Poliana relaciona aposentadoria a falta de apoio e não vai parar de nadar

Demétrio Vecchioli

28/11/2017 12h00

(Lucas Lima/UOL)

O que leva uma atleta a se aposentar um ano depois de ganhar uma inédita medalha olímpica? Entre outros motivos, por mais incrível que possa parecer, a falta de apoio. É o caso de Poliana Okimoto, bronze na maratona aquática nos Jogos do Rio e que decidiu encerrar sua carreira como atleta de alto rendimento depois de um ano no qual perdeu seu principal patrocinador, os Correios. E isso apesar do feito inédito na natação brasileira alcançado um ano antes.

"Já vinha pensando nisso desde o começo do ano, quando perdi a estrutura que eu tinha. A qualidade dos meus treinos diminuiu bastante. Fiquei super chateada com a falta de respeito que o Correios comigo. Não tive nenhum tipo de satisfação. Não tive nenhum tipo de conversa com eles, nem para eles dizerem se havia chance mais para frente. Isso abalou muito minha motivação", contou a nadadora em entrevista ao Olhar Olímpico.

Tanto quanto a motivação, Poliana perdeu sua equipe multidisciplinar, bancada com o patrocínio dos Correios. Ao deixar de ter um fisioterapeuta todo dia à sua disposição, começou a treinar diariamente com dores, especialmente nos ombros e no quadril. Os treinos ficaram piores e os resultados caíram. "Eu tô com 34 anos, minha recuperação não é tão rápida quanto de uma menina de 20 anos. Sem a equipe eu senti muita diferença. Foi totalmente diferente dos treinamentos para a Olimpíada."

Poliana se considera uma atleta talentosa, claro, mas que conquistou tudo que conquistou porque teve muita dedicação. E que teve na equipe multidisciplinar um "detalhe" que fez toda a diferença para o maior feito da sua carreira. Sem esse suporte, ela pela primeira vez na carreira ficou fora de um Mundial, terminando na terceira colocação a seletiva para os 10km em Budapeste, atrás não só de Ana Marcela Cunha, mas também de Viviane Jungblut.

Não fazia mais sentido continuar no alto rendimento, mas isso não significa que Poliana não será mais vista por aí nadando. "Eu acho que vai ser difícil eu sair da água. Vai ser difícil eu parar de treinar, é uma coisa que eu gosto muito. Estou me aposentando das provas oficiais, alto rendimento, isso sim. Essa competitividade exige muita dedicação, exige dedicação total. Mas essas provas menores, o treino em si, pelo menos três vezes na semana vou continuar nadando", garante a futura "ex-atleta", que sonha ser mãe em breve.

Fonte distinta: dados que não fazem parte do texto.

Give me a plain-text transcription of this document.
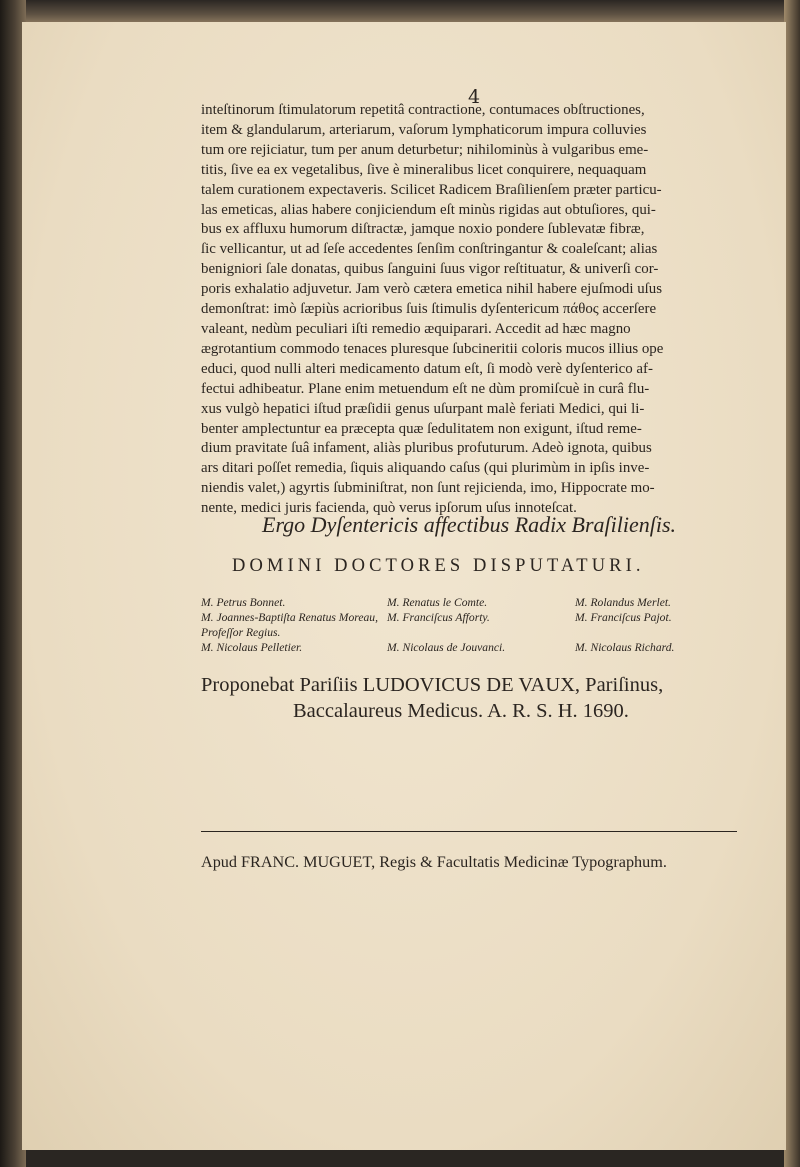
4
inteſtinorum ſtimulatorum repetitâ contractione, contumaces obſtructiones,
item & glandularum, arteriarum, vaſorum lymphaticorum impura colluvies
tum ore rejiciatur, tum per anum deturbetur; nihilominùs à vulgaribus eme-
titis, ſive ea ex vegetalibus, ſive è mineralibus licet conquirere, nequaquam
talem curationem expectaveris. Scilicet Radicem Braſilienſem præter particu-
las emeticas, alias habere conjiciendum eſt minùs rigidas aut obtuſiores, qui-
bus ex affluxu humorum diſtractæ, jamque noxio pondere ſublevatæ fibræ,
ſic vellicantur, ut ad ſeſe accedentes ſenſim conſtringantur & coaleſcant; alias
benigniori ſale donatas, quibus ſanguini ſuus vigor reſtituatur, & univerſi cor-
poris exhalatio adjuvetur. Jam verò cætera emetica nihil habere ejuſmodi uſus
demonſtrat: imò ſæpiùs acrioribus ſuis ſtimulis dyſentericum πάθος accerſere
valeant, nedùm peculiari iſti remedio æquiparari. Accedit ad hæc magno
ægrotantium commodo tenaces pluresque ſubcineritii coloris mucos illius ope
educi, quod nulli alteri medicamento datum eſt, ſi modò verè dyſenterico af-
fectui adhibeatur. Plane enim metuendum eſt ne dùm promiſcuè in curâ flu-
xus vulgò hepatici iſtud præſidii genus uſurpant malè feriati Medici, qui li-
benter amplectuntur ea præcepta quæ ſedulitatem non exigunt, iſtud reme-
dium pravitate ſuâ infament, aliàs pluribus profuturum. Adeò ignota, quibus
ars ditari poſſet remedia, ſiquis aliquando caſus (qui plurimùm in ipſis inve-
niendis valet,) agyrtis ſubminiſtrat, non ſunt rejicienda, imo, Hippocrate mo-
nente, medici juris facienda, quò verus ipſorum uſus innoteſcat.
Ergo Dyſentericis affectibus Radix Braſilienſis.
DOMINI DOCTORES DISPUTATURI.
M. Petrus Bonnet.
M. Joannes-Baptiſta Renatus Moreau, Profeſſor Regius.
M. Nicolaus Pelletier.
M. Renatus le Comte.
M. Franciſcus Afforty.
M. Nicolaus de Jouvanci.
M. Rolandus Merlet.
M. Franciſcus Pajot.
M. Nicolaus Richard.
Proponebat Pariſiis LUDOVICUS DE VAUX, Pariſinus,
Baccalaureus Medicus. A. R. S. H. 1690.
Apud FRANC. MUGUET, Regis & Facultatis Medicinæ Typographum.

Até a aposentadoria Poliana vai nadar mais três vezes, pelo menos. Ela está inscrita para participar do Troféu Open, onde estará nos 200m livre (que tem eliminatórias e final) e nos 800m (apenas a série forte). Depois, vai receber uma homenagem no Rei e Rainha do Mar, tradicional prova de maratona aquática disputada em Copacabana, no dia 10.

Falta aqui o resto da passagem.